Bennett: We Won’t Resign, Defense Success or Failure Now on PM’s Head

YERUSHALAYIM
Education Minister Naftali Bennett gestures as he delivers a statement to members of the media, at the Knesset, Monday. (Reuters/Amir Cohen)

At a much-anticipated press conference Monday, Education Minister Naftali Bennett and Justice Minister Ayelet Shaked said they would not resign their posts, thereby breaking up the coalition, as many had expected. The press conference comes after Prime Minister Binyamin Netanyahu on Sunday night decided not to appoint Bennett as defense minister in place of the resigned Avigdor Liberman, as Bennett had sought. Netanyahu declared himself defense minister.

The decision came after a discussion Netanyahu had with Bennett about the matter Friday, in which, Bennett said, the prime minister said that he was a “worthy candidate” for the job. “For his own reasons, the Prime Minister decided not appoint me to the position.”

Bennett wanted the job in order to take on the country’s serious security issues. What convinced Bennett to remain, he said, was a promise from the prime minister that the issues raised by Jewish Home would be dealt with.

“Israel is in a serious crisis of confidence. The problem is not our enemies, but ourselves. We are not facing an apocalypse, but something not good is happening to us internally. If Israel wants to begin winning again, it will,” said Bennett.

“At the same time that the authorities demolish every illegal terrace in Tel Aviv, they look the other way at whole towns illegally built by Arabs, fearful to demolish them, even with the permission of the courts, because of the fear of what the Europeans will say,” the education minister said, cataloging a list of what he saw as critical security issues that Netanyahu promised to deal with.

“IDF soldiers are more fearful of the army’s attorneys than they are of Hamas head Yahye Sinwar. The most dangerous thing is that Israel has begun to think that it cannot win. We are in politics to make a change. We can beat the terror,” he said.

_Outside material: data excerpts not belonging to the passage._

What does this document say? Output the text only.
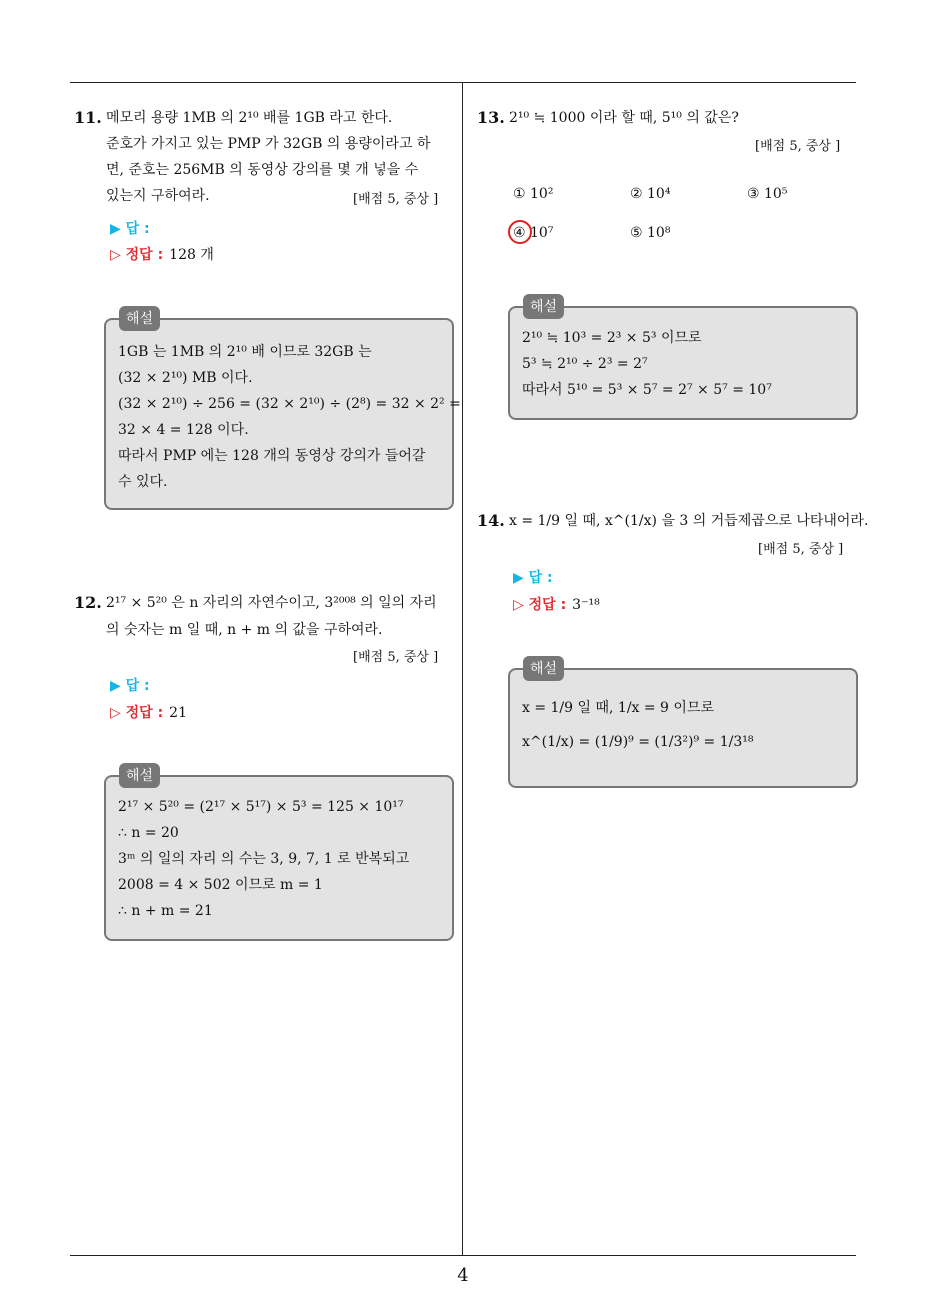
11. 메모리 용량 1MB 의 2¹⁰ 배를 1GB 라고 한다.
준호가 가지고 있는 PMP 가 32GB 의 용량이라고 하
면, 준호는 256MB 의 동영상 강의를 몇 개 넣을 수
있는지 구하여라.	[배점 5, 중상 ]
▶ 답 :
▷ 정답 : 128 개
1GB 는 1MB 의 2¹⁰ 배 이므로 32GB 는
(32 × 2¹⁰) MB 이다.
(32 × 2¹⁰) ÷ 256 = (32 × 2¹⁰) ÷ (2⁸) = 32 × 2² =
32 × 4 = 128 이다.
따라서 PMP 에는 128 개의 동영상 강의가 들어갈
수 있다.
해설
12. 2¹⁷ × 5²⁰ 은 n 자리의 자연수이고, 3²⁰⁰⁸ 의 일의 자리
의 숫자는 m 일 때, n + m 의 값을 구하여라.
[배점 5, 중상 ]
▶ 답 :
▷ 정답 : 21
2¹⁷ × 5²⁰ = (2¹⁷ × 5¹⁷) × 5³ = 125 × 10¹⁷
∴ n = 20
3ᵐ 의 일의 자리 의 수는 3, 9, 7, 1 로 반복되고
2008 = 4 × 502 이므로 m = 1
∴ n + m = 21
해설
13. 2¹⁰ ≒ 1000 이라 할 때, 5¹⁰ 의 값은?
[배점 5, 중상 ]
① 10²	② 10⁴	③ 10⁵
④ 10⁷	⑤ 10⁸
2¹⁰ ≒ 10³ = 2³ × 5³ 이므로
5³ ≒ 2¹⁰ ÷ 2³ = 2⁷
따라서 5¹⁰ = 5³ × 5⁷ = 2⁷ × 5⁷ = 10⁷
해설
14. x = 1/9 일 때, x^(1/x) 을 3 의 거듭제곱으로 나타내어라.
[배점 5, 중상 ]
▶ 답 :
▷ 정답 : 3⁻¹⁸
x = 1/9 일 때, 1/x = 9 이므로
x^(1/x) = (1/9)⁹ = (1/3²)⁹ = 1/3¹⁸
해설
4
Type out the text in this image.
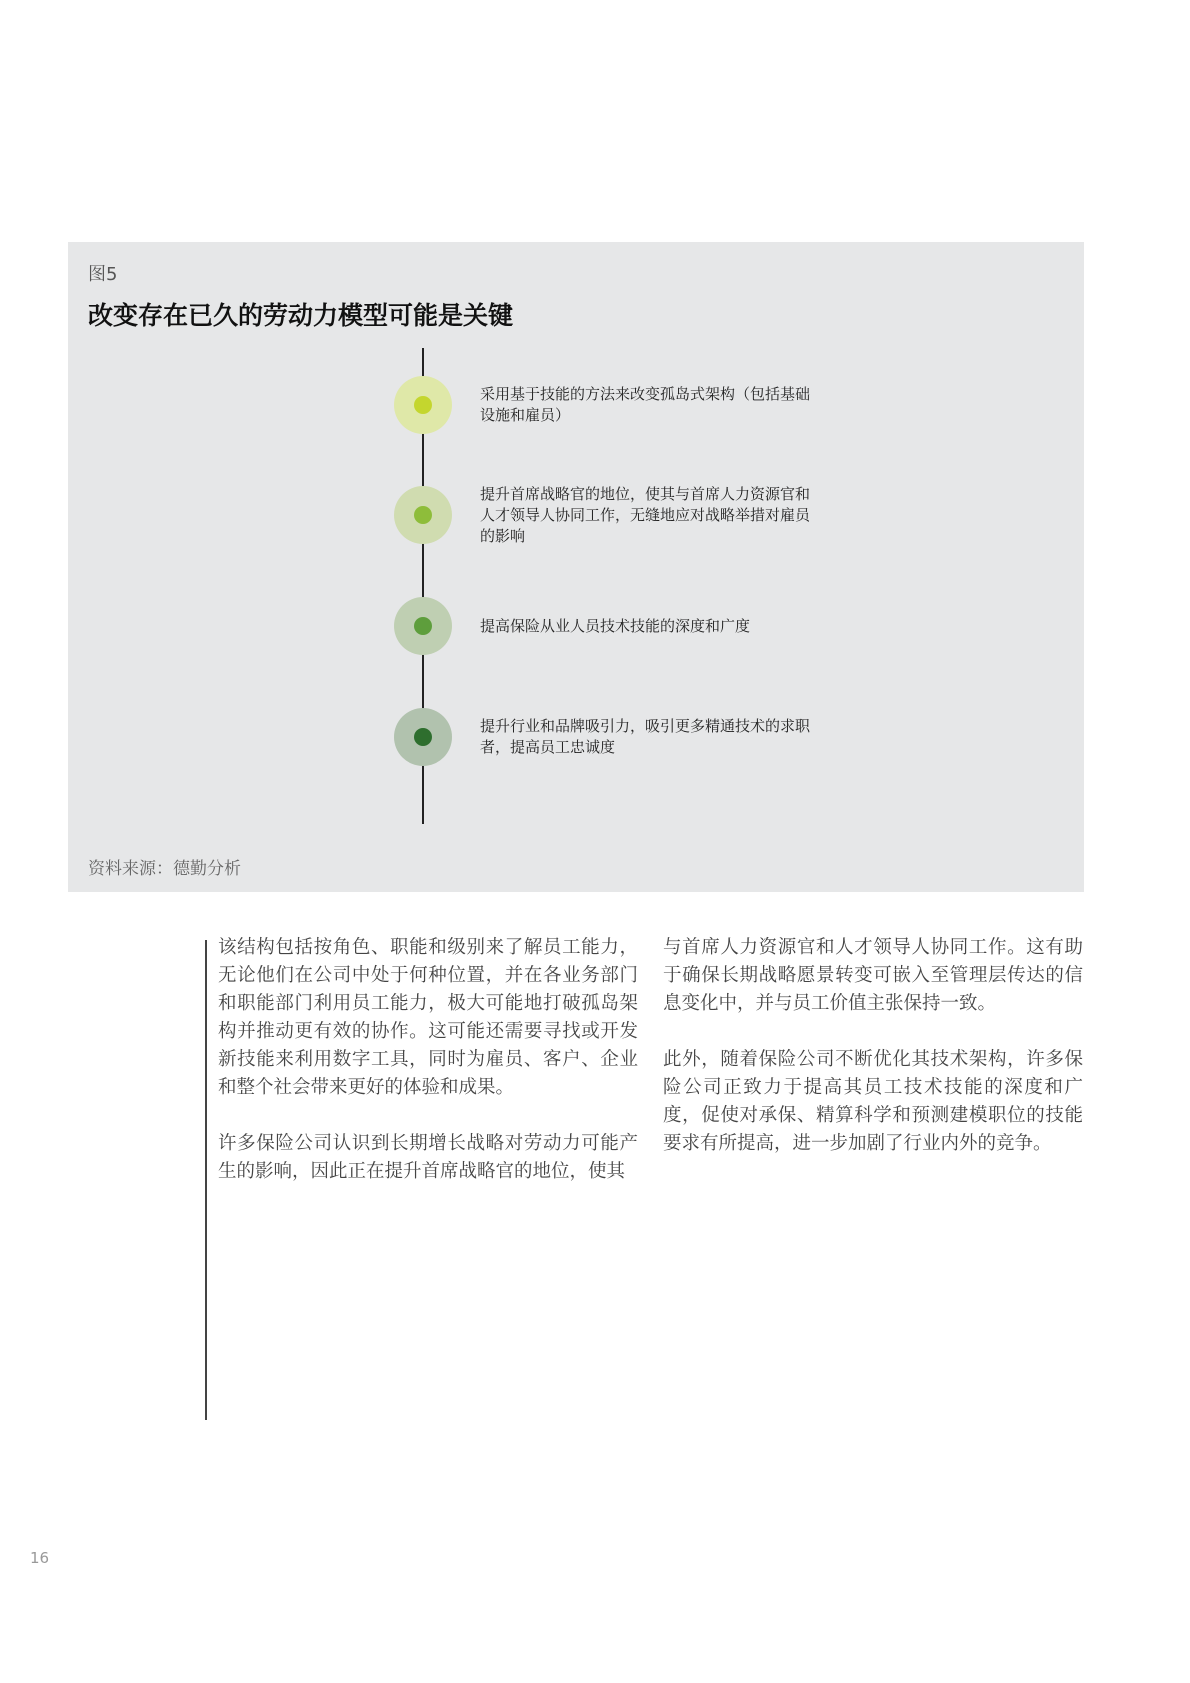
图5
改变存在已久的劳动力模型可能是关键
采用基于技能的方法来改变孤岛式架构（包括基础设施和雇员）
提升首席战略官的地位，使其与首席人力资源官和人才领导人协同工作，无缝地应对战略举措对雇员的影响
提高保险从业人员技术技能的深度和广度
提升行业和品牌吸引力，吸引更多精通技术的求职者，提高员工忠诚度
资料来源：德勤分析

该结构包括按角色、职能和级别来了解员工能力，无论他们在公司中处于何种位置，并在各业务部门和职能部门利用员工能力，极大可能地打破孤岛架构并推动更有效的协作。这可能还需要寻找或开发新技能来利用数字工具，同时为雇员、客户、企业和整个社会带来更好的体验和成果。

许多保险公司认识到长期增长战略对劳动力可能产生的影响，因此正在提升首席战略官的地位，使其

与首席人力资源官和人才领导人协同工作。这有助于确保长期战略愿景转变可嵌入至管理层传达的信息变化中，并与员工价值主张保持一致。

此外，随着保险公司不断优化其技术架构，许多保险公司正致力于提高其员工技术技能的深度和广度，促使对承保、精算科学和预测建模职位的技能要求有所提高，进一步加剧了行业内外的竞争。

16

In conversations with Netanyahu, Bennett said that the prime minister had promised that there would be a major change in the direction that Israel has been going in. “The ball is in Netanyahu’s court. Over the next few weeks we will see if the revolution that the prime minister has promised will take place. Will we remove Khan al-Ahmar? Will it be clear that it is not worth murdering Jews in the Land of Israel?”

The responsibility for solving the security problems was now on Netanyahu’s shoulders, Bennett said. What convinced him was a conversation he had with Nobel Prize winner Yisrael Aumann, who convinced him that the good of the state was more important than the negative impact on Bennett’s political career that could result from his appearing to “capitulate” to Netanyahu on the security issue. “I would rather lose to Netanyahu than to Yahye Sinwar,” he said.

Shaked said in her comments that she expected that Jewish Home would “pay a price” for their decision to remain. “We will not run away from our responsibility,” as Avigdor Liberman had. “We will not endanger the state. Politics is a tool to achieve goals and serve the public. Many urged us to quit, but I am sorry to disappoint them.”

The upshot of the declarations was that Netanyahu’s coalition survived for another day, at least. The government has 61 votes in its coalition, a situation that has not changed. Reports Monday morning said that there had been a great deal of pressure on Bennett not to resign and bring down the government, with members of his own party, as well as leaders of communities in Judea and Samaria and rabbinical leaders associated with the Religious Zionist movement urging him not to quit.